Por ejemplo, vemos a Barry en un intento de encarrilar su perturbada vida, socializando con sus compañeros de teatro que si bien no son del todo normal, al menos no son asesinos. Fughes es el blanco fácil de la mafia cada vez que Barry hace algo que no los deja contento. Los chechenos están encabezados por un señor no muy astuto capaz de [spoiler] dispararse a si mismo por error [fin del spoiler] y Hank su mano derecha, un tipo amanerado, amable y exageradamente sensible. Mientras que en la clase de teatro vemos como Gene, tratado por sus alumnos como una leyenda viva de la interpretación, aun sigue haciendo castings para personajes acreditados como “Señor en la fila #1” y Sally quien no sólo lucha a contrarreloj por cumplir sus metas, también debe lidiar con las insinuaciones de su publicista, la competitividad del medio y lo que significa para una mujer, actriz, pasar los treinta sin haber logrado nada importante. Y por supuesto, el cuerpo policial que no da paso sin tropiezo y no hay escena donde no evidencien su ineptitud. La serie también recurre a las referencias de películas u obras de teatro que siempre son una apuesta segura en trabajos de comedia.

Bill Hader a por todas

Bill Hader es uno de los mejores comediantes en los Estados Unidos actualmente. Curtido en el mítico programa Saturday Night Live, también ha trabajado en películas como Superbad, Trainwreck e incluso ha incursionado en dramas como The Skeleton Twins. Pero Barry es su trabajo más importante hasta la fecha. En la serie de HBO, Hader es el creador, guionista, productor, protagonista y director de los dos primeros episodios. Hader ha generado críticas entusiastas siendo Barry una de las mejores estrenos del año gracias principalmente a la combinación que muestra la historia de dos géneros que en teoría son completamente opuestos.

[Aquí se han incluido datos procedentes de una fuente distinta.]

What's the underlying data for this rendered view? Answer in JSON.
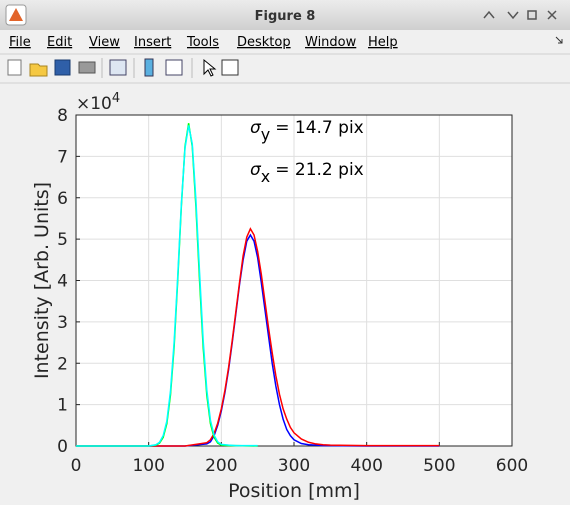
{
  "window": {
    "title": "Figure 8",
    "menu": [
      "File",
      "Edit",
      "View",
      "Insert",
      "Tools",
      "Desktop",
      "Window",
      "Help"
    ]
  },
  "chart_data": {
    "type": "line",
    "xlabel": "Position [mm]",
    "ylabel": "Intensity [Arb. Units]",
    "y_exponent": {
      "base": "×10",
      "power": "4"
    },
    "annotations": [
      {
        "symbol": "σ",
        "subscript": "y",
        "text": "= 14.7 pix"
      },
      {
        "symbol": "σ",
        "subscript": "x",
        "text": "= 21.2 pix"
      }
    ],
    "xlim": [
      0,
      600
    ],
    "xticks": [
      0,
      100,
      200,
      300,
      400,
      500,
      600
    ],
    "ylim": [
      0,
      8
    ],
    "yticks": [
      0,
      1,
      2,
      3,
      4,
      5,
      6,
      7,
      8
    ],
    "grid": true,
    "series": [
      {
        "color": "#0000ff",
        "x": [
          0,
          50,
          100,
          150,
          180,
          185,
          190,
          195,
          200,
          205,
          210,
          215,
          220,
          225,
          230,
          235,
          240,
          245,
          250,
          255,
          260,
          265,
          270,
          275,
          280,
          285,
          290,
          295,
          300,
          310,
          320,
          330,
          340,
          350,
          400,
          450,
          500
        ],
        "values": [
          0,
          0,
          0,
          0,
          0.05,
          0.1,
          0.25,
          0.5,
          0.85,
          1.3,
          1.85,
          2.5,
          3.2,
          3.9,
          4.5,
          4.95,
          5.1,
          4.95,
          4.55,
          3.95,
          3.3,
          2.65,
          2.0,
          1.45,
          1.0,
          0.65,
          0.4,
          0.25,
          0.15,
          0.06,
          0.03,
          0.02,
          0.01,
          0.01,
          0,
          0,
          0
        ]
      },
      {
        "color": "#ff0000",
        "x": [
          0,
          50,
          100,
          150,
          180,
          185,
          190,
          195,
          200,
          205,
          210,
          215,
          220,
          225,
          230,
          235,
          240,
          245,
          250,
          255,
          260,
          265,
          270,
          275,
          280,
          285,
          290,
          295,
          300,
          310,
          320,
          330,
          340,
          350,
          400,
          450,
          500
        ],
        "values": [
          0,
          0,
          0,
          0,
          0.08,
          0.15,
          0.3,
          0.55,
          0.9,
          1.35,
          1.9,
          2.55,
          3.25,
          3.95,
          4.6,
          5.05,
          5.25,
          5.1,
          4.7,
          4.15,
          3.5,
          2.85,
          2.25,
          1.7,
          1.25,
          0.9,
          0.65,
          0.45,
          0.32,
          0.17,
          0.09,
          0.05,
          0.03,
          0.02,
          0.01,
          0.01,
          0.01
        ]
      },
      {
        "color": "#00ff00",
        "x": [
          0,
          50,
          100,
          110,
          115,
          120,
          125,
          130,
          135,
          140,
          145,
          150,
          155,
          160,
          165,
          170,
          175,
          180,
          185,
          190,
          195,
          200,
          210,
          220,
          250
        ],
        "values": [
          0,
          0,
          0,
          0.02,
          0.07,
          0.21,
          0.54,
          1.23,
          2.39,
          4.01,
          5.8,
          7.24,
          7.8,
          7.24,
          5.8,
          4.01,
          2.39,
          1.23,
          0.54,
          0.21,
          0.07,
          0.02,
          0.01,
          0.01,
          0
        ]
      },
      {
        "color": "#00ffff",
        "x": [
          0,
          50,
          100,
          110,
          115,
          120,
          125,
          130,
          135,
          140,
          145,
          150,
          155,
          160,
          165,
          170,
          175,
          180,
          185,
          190,
          195,
          200,
          210,
          220,
          250
        ],
        "values": [
          0,
          0,
          0,
          0.03,
          0.09,
          0.25,
          0.6,
          1.32,
          2.5,
          4.1,
          5.85,
          7.2,
          7.75,
          7.3,
          5.95,
          4.2,
          2.55,
          1.35,
          0.62,
          0.26,
          0.1,
          0.04,
          0.02,
          0.01,
          0.01
        ]
      }
    ]
  }
}
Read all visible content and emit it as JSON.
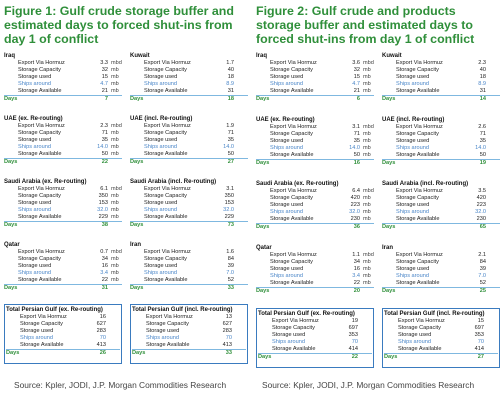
{
  "fig1": {
    "title": "Figure 1: Gulf crude storage buffer and estimated days to forced shut-ins from day 1 of conflict",
    "source": "Source: Kpler, JODI, J.P. Morgan Commodities Research",
    "regions": [
      {
        "name": "Iraq",
        "rows": [
          {
            "label": "Export Via Hormuz",
            "value": "3.3",
            "unit": "mbd"
          },
          {
            "label": "Storage Capacity",
            "value": "32",
            "unit": "mb"
          },
          {
            "label": "Storage used",
            "value": "15",
            "unit": "mb"
          },
          {
            "label": "Ships around",
            "value": "4.7",
            "unit": "mb"
          },
          {
            "label": "Storage Available",
            "value": "21",
            "unit": "mb"
          }
        ],
        "days": "7"
      },
      {
        "name": "Kuwait",
        "rows": [
          {
            "label": "Export Via Hormuz",
            "value": "1.7",
            "unit": ""
          },
          {
            "label": "Storage Capacity",
            "value": "40",
            "unit": ""
          },
          {
            "label": "Storage used",
            "value": "18",
            "unit": ""
          },
          {
            "label": "Ships around",
            "value": "8.9",
            "unit": ""
          },
          {
            "label": "Storage Available",
            "value": "31",
            "unit": ""
          }
        ],
        "days": "18"
      },
      {
        "name": "UAE (ex. Re-routing)",
        "rows": [
          {
            "label": "Export Via Hormuz",
            "value": "2.3",
            "unit": "mbd"
          },
          {
            "label": "Storage Capacity",
            "value": "71",
            "unit": "mb"
          },
          {
            "label": "Storage used",
            "value": "35",
            "unit": "mb"
          },
          {
            "label": "Ships around",
            "value": "14.0",
            "unit": "mb"
          },
          {
            "label": "Storage Available",
            "value": "50",
            "unit": "mb"
          }
        ],
        "days": "22"
      },
      {
        "name": "UAE (incl. Re-routing)",
        "rows": [
          {
            "label": "Export Via Hormuz",
            "value": "1.9",
            "unit": ""
          },
          {
            "label": "Storage Capacity",
            "value": "71",
            "unit": ""
          },
          {
            "label": "Storage used",
            "value": "35",
            "unit": ""
          },
          {
            "label": "Ships around",
            "value": "14.0",
            "unit": ""
          },
          {
            "label": "Storage Available",
            "value": "50",
            "unit": ""
          }
        ],
        "days": "27"
      },
      {
        "name": "Saudi Arabia (ex. Re-routing)",
        "rows": [
          {
            "label": "Export Via Hormuz",
            "value": "6.1",
            "unit": "mbd"
          },
          {
            "label": "Storage Capacity",
            "value": "350",
            "unit": "mb"
          },
          {
            "label": "Storage used",
            "value": "153",
            "unit": "mb"
          },
          {
            "label": "Ships around",
            "value": "32.0",
            "unit": "mb"
          },
          {
            "label": "Storage Available",
            "value": "229",
            "unit": "mb"
          }
        ],
        "days": "38"
      },
      {
        "name": "Saudi Arabia (incl. Re-routing)",
        "rows": [
          {
            "label": "Export Via Hormuz",
            "value": "3.1",
            "unit": ""
          },
          {
            "label": "Storage Capacity",
            "value": "350",
            "unit": ""
          },
          {
            "label": "Storage used",
            "value": "153",
            "unit": ""
          },
          {
            "label": "Ships around",
            "value": "32.0",
            "unit": ""
          },
          {
            "label": "Storage Available",
            "value": "229",
            "unit": ""
          }
        ],
        "days": "73"
      },
      {
        "name": "Qatar",
        "rows": [
          {
            "label": "Export Via Hormuz",
            "value": "0.7",
            "unit": "mbd"
          },
          {
            "label": "Storage Capacity",
            "value": "34",
            "unit": "mb"
          },
          {
            "label": "Storage used",
            "value": "16",
            "unit": "mb"
          },
          {
            "label": "Ships around",
            "value": "3.4",
            "unit": "mb"
          },
          {
            "label": "Storage Available",
            "value": "22",
            "unit": "mb"
          }
        ],
        "days": "31"
      },
      {
        "name": "Iran",
        "rows": [
          {
            "label": "Export Via Hormuz",
            "value": "1.6",
            "unit": ""
          },
          {
            "label": "Storage Capacity",
            "value": "84",
            "unit": ""
          },
          {
            "label": "Storage used",
            "value": "39",
            "unit": ""
          },
          {
            "label": "Ships around",
            "value": "7.0",
            "unit": ""
          },
          {
            "label": "Storage Available",
            "value": "52",
            "unit": ""
          }
        ],
        "days": "33"
      },
      {
        "name": "Total Persian Gulf (ex. Re-routing)",
        "total": true,
        "rows": [
          {
            "label": "Export Via Hormuz",
            "value": "16",
            "unit": ""
          },
          {
            "label": "Storage Capacity",
            "value": "627",
            "unit": ""
          },
          {
            "label": "Storage used",
            "value": "283",
            "unit": ""
          },
          {
            "label": "Ships around",
            "value": "70",
            "unit": ""
          },
          {
            "label": "Storage Available",
            "value": "413",
            "unit": ""
          }
        ],
        "days": "26"
      },
      {
        "name": "Total Persian Gulf (incl. Re-routing)",
        "total": true,
        "rows": [
          {
            "label": "Export Via Hormuz",
            "value": "13",
            "unit": ""
          },
          {
            "label": "Storage Capacity",
            "value": "627",
            "unit": ""
          },
          {
            "label": "Storage used",
            "value": "283",
            "unit": ""
          },
          {
            "label": "Ships around",
            "value": "70",
            "unit": ""
          },
          {
            "label": "Storage Available",
            "value": "413",
            "unit": ""
          }
        ],
        "days": "33"
      }
    ]
  },
  "fig2": {
    "title": "Figure 2: Gulf crude and products storage buffer and estimated days to forced shut-ins from day 1 of conflict",
    "source": "Source: Kpler, JODI, J.P. Morgan Commodities Research",
    "regions": [
      {
        "name": "Iraq",
        "rows": [
          {
            "label": "Export Via Hormuz",
            "value": "3.6",
            "unit": "mbd"
          },
          {
            "label": "Storage Capacity",
            "value": "32",
            "unit": "mb"
          },
          {
            "label": "Storage used",
            "value": "15",
            "unit": "mb"
          },
          {
            "label": "Ships around",
            "value": "4.7",
            "unit": "mb"
          },
          {
            "label": "Storage Available",
            "value": "21",
            "unit": "mb"
          }
        ],
        "days": "6"
      },
      {
        "name": "Kuwait",
        "rows": [
          {
            "label": "Export Via Hormuz",
            "value": "2.3",
            "unit": ""
          },
          {
            "label": "Storage Capacity",
            "value": "40",
            "unit": ""
          },
          {
            "label": "Storage used",
            "value": "18",
            "unit": ""
          },
          {
            "label": "Ships around",
            "value": "8.9",
            "unit": ""
          },
          {
            "label": "Storage Available",
            "value": "31",
            "unit": ""
          }
        ],
        "days": "14"
      },
      {
        "name": "UAE (ex. Re-routing)",
        "rows": [
          {
            "label": "Export Via Hormuz",
            "value": "3.1",
            "unit": "mbd"
          },
          {
            "label": "Storage Capacity",
            "value": "71",
            "unit": "mb"
          },
          {
            "label": "Storage used",
            "value": "35",
            "unit": "mb"
          },
          {
            "label": "Ships around",
            "value": "14.0",
            "unit": "mb"
          },
          {
            "label": "Storage Available",
            "value": "50",
            "unit": "mb"
          }
        ],
        "days": "16"
      },
      {
        "name": "UAE (incl. Re-routing)",
        "rows": [
          {
            "label": "Export Via Hormuz",
            "value": "2.6",
            "unit": ""
          },
          {
            "label": "Storage Capacity",
            "value": "71",
            "unit": ""
          },
          {
            "label": "Storage used",
            "value": "35",
            "unit": ""
          },
          {
            "label": "Ships around",
            "value": "14.0",
            "unit": ""
          },
          {
            "label": "Storage Available",
            "value": "50",
            "unit": ""
          }
        ],
        "days": "19"
      },
      {
        "name": "Saudi Arabia (ex. Re-routing)",
        "rows": [
          {
            "label": "Export Via Hormuz",
            "value": "6.4",
            "unit": "mbd"
          },
          {
            "label": "Storage Capacity",
            "value": "420",
            "unit": "mb"
          },
          {
            "label": "Storage used",
            "value": "223",
            "unit": "mb"
          },
          {
            "label": "Ships around",
            "value": "32.0",
            "unit": "mb"
          },
          {
            "label": "Storage Available",
            "value": "230",
            "unit": "mb"
          }
        ],
        "days": "36"
      },
      {
        "name": "Saudi Arabia (incl. Re-routing)",
        "rows": [
          {
            "label": "Export Via Hormuz",
            "value": "3.5",
            "unit": ""
          },
          {
            "label": "Storage Capacity",
            "value": "420",
            "unit": ""
          },
          {
            "label": "Storage used",
            "value": "223",
            "unit": ""
          },
          {
            "label": "Ships around",
            "value": "32.0",
            "unit": ""
          },
          {
            "label": "Storage Available",
            "value": "230",
            "unit": ""
          }
        ],
        "days": "65"
      },
      {
        "name": "Qatar",
        "rows": [
          {
            "label": "Export Via Hormuz",
            "value": "1.1",
            "unit": "mbd"
          },
          {
            "label": "Storage Capacity",
            "value": "34",
            "unit": "mb"
          },
          {
            "label": "Storage used",
            "value": "16",
            "unit": "mb"
          },
          {
            "label": "Ships around",
            "value": "3.4",
            "unit": "mb"
          },
          {
            "label": "Storage Available",
            "value": "22",
            "unit": "mb"
          }
        ],
        "days": "20"
      },
      {
        "name": "Iran",
        "rows": [
          {
            "label": "Export Via Hormuz",
            "value": "2.1",
            "unit": ""
          },
          {
            "label": "Storage Capacity",
            "value": "84",
            "unit": ""
          },
          {
            "label": "Storage used",
            "value": "39",
            "unit": ""
          },
          {
            "label": "Ships around",
            "value": "7.0",
            "unit": ""
          },
          {
            "label": "Storage Available",
            "value": "52",
            "unit": ""
          }
        ],
        "days": "25"
      },
      {
        "name": "Total Persian Gulf (ex. Re-routing)",
        "total": true,
        "rows": [
          {
            "label": "Export Via Hormuz",
            "value": "19",
            "unit": ""
          },
          {
            "label": "Storage Capacity",
            "value": "697",
            "unit": ""
          },
          {
            "label": "Storage used",
            "value": "353",
            "unit": ""
          },
          {
            "label": "Ships around",
            "value": "70",
            "unit": ""
          },
          {
            "label": "Storage Available",
            "value": "414",
            "unit": ""
          }
        ],
        "days": "22"
      },
      {
        "name": "Total Persian Gulf (incl. Re-routing)",
        "total": true,
        "rows": [
          {
            "label": "Export Via Hormuz",
            "value": "15",
            "unit": ""
          },
          {
            "label": "Storage Capacity",
            "value": "697",
            "unit": ""
          },
          {
            "label": "Storage used",
            "value": "353",
            "unit": ""
          },
          {
            "label": "Ships around",
            "value": "70",
            "unit": ""
          },
          {
            "label": "Storage Available",
            "value": "414",
            "unit": ""
          }
        ],
        "days": "27"
      }
    ]
  },
  "days_label": "Days"
}
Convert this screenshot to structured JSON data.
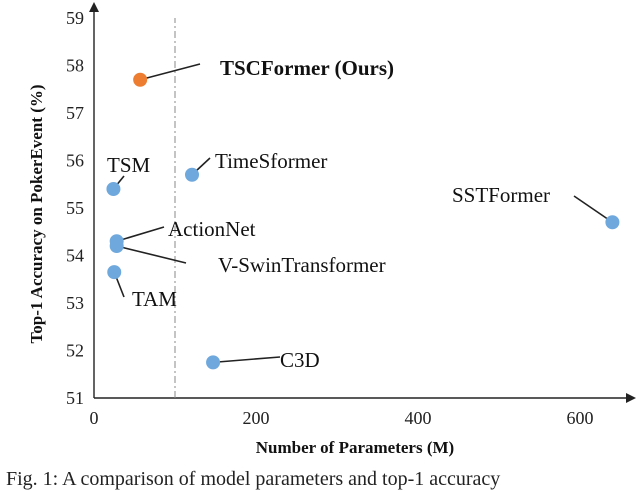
{
  "chart_data": {
    "type": "scatter",
    "title": "",
    "xlabel": "Number of Parameters (M)",
    "ylabel": "Top-1 Accuracy on PokerEvent (%)",
    "xlim": [
      0,
      660
    ],
    "ylim": [
      51,
      59
    ],
    "xticks": [
      0,
      200,
      400,
      600
    ],
    "yticks": [
      51,
      52,
      53,
      54,
      55,
      56,
      57,
      58,
      59
    ],
    "reference_line_x": 100,
    "grid": false,
    "points": [
      {
        "label": "TSCFormer (Ours)",
        "x": 57,
        "y": 57.7,
        "color": "#ED7D31",
        "bold": true
      },
      {
        "label": "TSM",
        "x": 24,
        "y": 55.4,
        "color": "#6FA8DC",
        "bold": false
      },
      {
        "label": "TimeSformer",
        "x": 121,
        "y": 55.7,
        "color": "#6FA8DC",
        "bold": false
      },
      {
        "label": "SSTFormer",
        "x": 640,
        "y": 54.7,
        "color": "#6FA8DC",
        "bold": false
      },
      {
        "label": "ActionNet",
        "x": 28,
        "y": 54.3,
        "color": "#6FA8DC",
        "bold": false
      },
      {
        "label": "V-SwinTransformer",
        "x": 28,
        "y": 54.2,
        "color": "#6FA8DC",
        "bold": false
      },
      {
        "label": "TAM",
        "x": 25,
        "y": 53.65,
        "color": "#6FA8DC",
        "bold": false
      },
      {
        "label": "C3D",
        "x": 147,
        "y": 51.75,
        "color": "#6FA8DC",
        "bold": false
      }
    ]
  },
  "caption": "Fig. 1: A comparison of model parameters and top-1 accuracy"
}
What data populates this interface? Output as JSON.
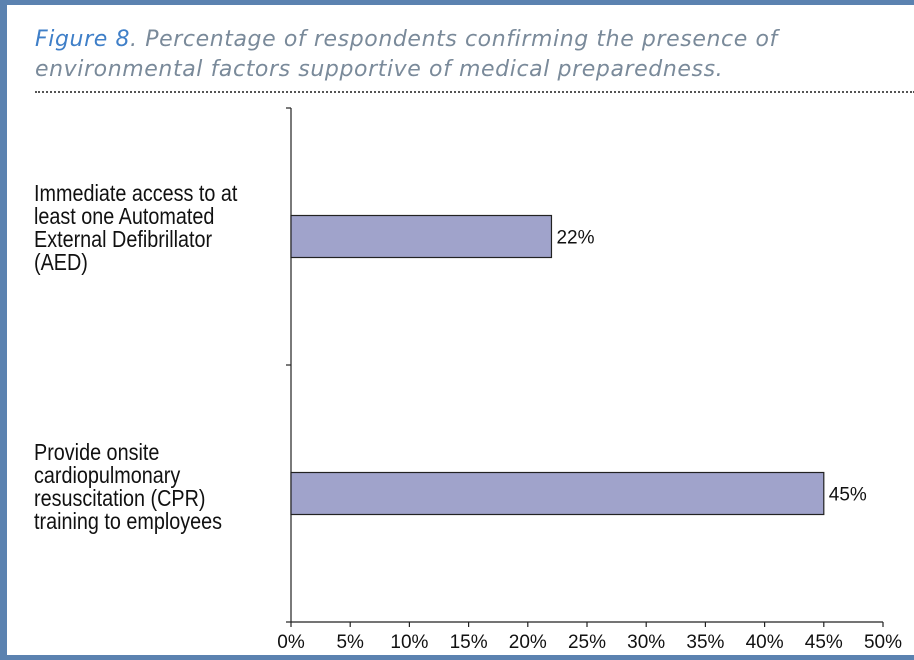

Sin embargo Bill Hader no es el único nombre a resaltar, el actor se ha rodeado de un batallón de actores como Stephen Root en la piel de Fuches y Henry Winkler como Gene respectivamente. Sarah Goldberg curtida en Broadway es Sally y Paula Newsome que viene de recibir alabanzas por su intervención en How to Get Away with Murder junto a Anthony Carrigan como Hank son los encargados de las escenas más hilarantes de la serie.

Aunque se desconoce la fecha se sabe que Barry ha sido renovada para una segunda temporada.